Verehrter Herr Bundeskanzler,

Diesem Haus und Ihnen selbst ist bewußt, daß es in einer parlamentarischen Demokratie kein ungewöhnlicher Vorgang ist, wenn ein Regierungschef sein Amt verläßt und auf seinen Abgeordnetensitz zurückkehrt. Der Deutsche Bundestag beabsichtigt auch nicht, mit dieser Sitzung einen Vorgang zu schaffen, der unbedingt zur Regel werden soll. Aber dieses Haus steht mit allen seinen Teilen so sehr unter dem Eindruck des Außergewöhnlichen und Bedeutsamen, das sich heute ereignet, daß es niemand gab, der dieser Sitzung widersprach.

Auch heute haben sich hier nicht nur Ihre Freunde, Weggefährten und Bewunderer vereint, sondern auch Ihre Kritiker und politischen Gegner. Ich weiß, daß in diesem Haus noch manche Wunde schmerzt, die in den Jahren Ihrer Kanzlerschaft geschlagen wurde. Um so höher aber ist der Rang dieser Stunde, in welcher die oberste Vertretung des deutschen Volkes allein dazu zusammentritt, um dem ersten Bundeskanzler der Bundesrepublik Deutschland dafür zu danken, daß er, obwohl in hohem Alter, standhaft und kraftvoll 14 Jahre hindurch die Bürde des schwersten Amtes trug, das Deutschland zu vergeben hat.

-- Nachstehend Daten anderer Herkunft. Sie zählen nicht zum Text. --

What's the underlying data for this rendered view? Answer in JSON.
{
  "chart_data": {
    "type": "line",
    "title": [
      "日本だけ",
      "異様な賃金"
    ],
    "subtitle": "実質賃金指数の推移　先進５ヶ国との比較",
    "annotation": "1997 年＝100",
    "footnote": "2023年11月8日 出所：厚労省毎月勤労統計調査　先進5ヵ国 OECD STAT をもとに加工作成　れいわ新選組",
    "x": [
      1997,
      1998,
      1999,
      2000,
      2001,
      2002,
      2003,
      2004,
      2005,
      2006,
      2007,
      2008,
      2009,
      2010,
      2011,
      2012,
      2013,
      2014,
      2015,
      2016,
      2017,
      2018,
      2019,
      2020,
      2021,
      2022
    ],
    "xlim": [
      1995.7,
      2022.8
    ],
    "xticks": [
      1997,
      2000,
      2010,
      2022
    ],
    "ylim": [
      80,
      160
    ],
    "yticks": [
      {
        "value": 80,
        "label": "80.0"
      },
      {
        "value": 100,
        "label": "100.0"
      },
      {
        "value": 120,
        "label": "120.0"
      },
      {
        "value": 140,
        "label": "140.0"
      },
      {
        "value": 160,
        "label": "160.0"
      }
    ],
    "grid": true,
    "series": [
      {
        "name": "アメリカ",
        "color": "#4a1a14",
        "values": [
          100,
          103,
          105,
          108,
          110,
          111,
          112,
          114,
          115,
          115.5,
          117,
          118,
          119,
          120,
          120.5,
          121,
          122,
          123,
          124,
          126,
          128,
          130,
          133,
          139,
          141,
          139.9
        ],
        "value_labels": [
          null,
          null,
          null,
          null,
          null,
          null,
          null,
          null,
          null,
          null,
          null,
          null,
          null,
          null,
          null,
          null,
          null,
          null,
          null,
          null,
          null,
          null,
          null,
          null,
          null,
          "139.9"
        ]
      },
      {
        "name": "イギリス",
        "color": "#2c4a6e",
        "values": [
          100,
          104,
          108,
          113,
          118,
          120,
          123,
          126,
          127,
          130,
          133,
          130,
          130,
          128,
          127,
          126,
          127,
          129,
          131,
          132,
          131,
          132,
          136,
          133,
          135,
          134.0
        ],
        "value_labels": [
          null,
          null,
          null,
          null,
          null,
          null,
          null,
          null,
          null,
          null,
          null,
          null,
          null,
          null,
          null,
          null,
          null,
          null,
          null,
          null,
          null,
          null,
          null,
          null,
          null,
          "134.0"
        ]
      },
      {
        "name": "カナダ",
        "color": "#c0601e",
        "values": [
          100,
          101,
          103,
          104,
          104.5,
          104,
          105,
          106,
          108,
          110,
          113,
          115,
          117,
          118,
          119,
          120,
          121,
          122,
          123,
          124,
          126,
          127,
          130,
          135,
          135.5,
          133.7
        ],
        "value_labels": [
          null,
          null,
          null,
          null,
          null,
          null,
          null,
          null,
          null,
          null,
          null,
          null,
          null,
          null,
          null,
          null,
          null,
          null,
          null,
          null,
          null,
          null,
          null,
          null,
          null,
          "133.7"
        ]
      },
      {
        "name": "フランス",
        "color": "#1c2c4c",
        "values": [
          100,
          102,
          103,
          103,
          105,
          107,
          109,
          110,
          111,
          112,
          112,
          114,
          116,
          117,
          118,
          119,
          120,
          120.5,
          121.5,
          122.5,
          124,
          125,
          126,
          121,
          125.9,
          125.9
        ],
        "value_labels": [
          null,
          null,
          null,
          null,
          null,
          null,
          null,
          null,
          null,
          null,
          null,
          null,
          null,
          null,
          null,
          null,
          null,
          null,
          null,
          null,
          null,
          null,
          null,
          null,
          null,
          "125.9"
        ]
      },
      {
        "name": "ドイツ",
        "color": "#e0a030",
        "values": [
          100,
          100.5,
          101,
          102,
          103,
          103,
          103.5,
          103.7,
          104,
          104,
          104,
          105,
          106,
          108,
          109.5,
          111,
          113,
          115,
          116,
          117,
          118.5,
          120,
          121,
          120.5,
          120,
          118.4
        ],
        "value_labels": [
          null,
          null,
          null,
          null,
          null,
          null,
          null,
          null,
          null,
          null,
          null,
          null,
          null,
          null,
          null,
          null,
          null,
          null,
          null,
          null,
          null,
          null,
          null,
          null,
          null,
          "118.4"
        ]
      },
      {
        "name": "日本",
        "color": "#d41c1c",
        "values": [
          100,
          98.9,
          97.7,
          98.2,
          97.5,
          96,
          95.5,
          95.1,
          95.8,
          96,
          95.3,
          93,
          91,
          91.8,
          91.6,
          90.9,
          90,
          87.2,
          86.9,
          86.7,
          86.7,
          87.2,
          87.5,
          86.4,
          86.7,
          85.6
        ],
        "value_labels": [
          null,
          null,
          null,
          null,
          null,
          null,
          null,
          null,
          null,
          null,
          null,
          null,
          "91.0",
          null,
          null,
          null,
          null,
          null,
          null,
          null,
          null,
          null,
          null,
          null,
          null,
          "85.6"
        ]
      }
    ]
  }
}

Der geschichtliche Rang dieser Stunde wird, wie mir scheint, schon daran deutlich, daß Sie, Herr Bundeskanzler, in hundert Jahren sturmbewegter deutscher Geschichte der einzige sind, der nach langer Regierungszeit unbesiegt und im Frieden von einem vergleichbaren Stuhle steigt und gelassen auf den Sitz zurückkehrt, von dem Sie hier am 15. September 1949 aufgestanden sind.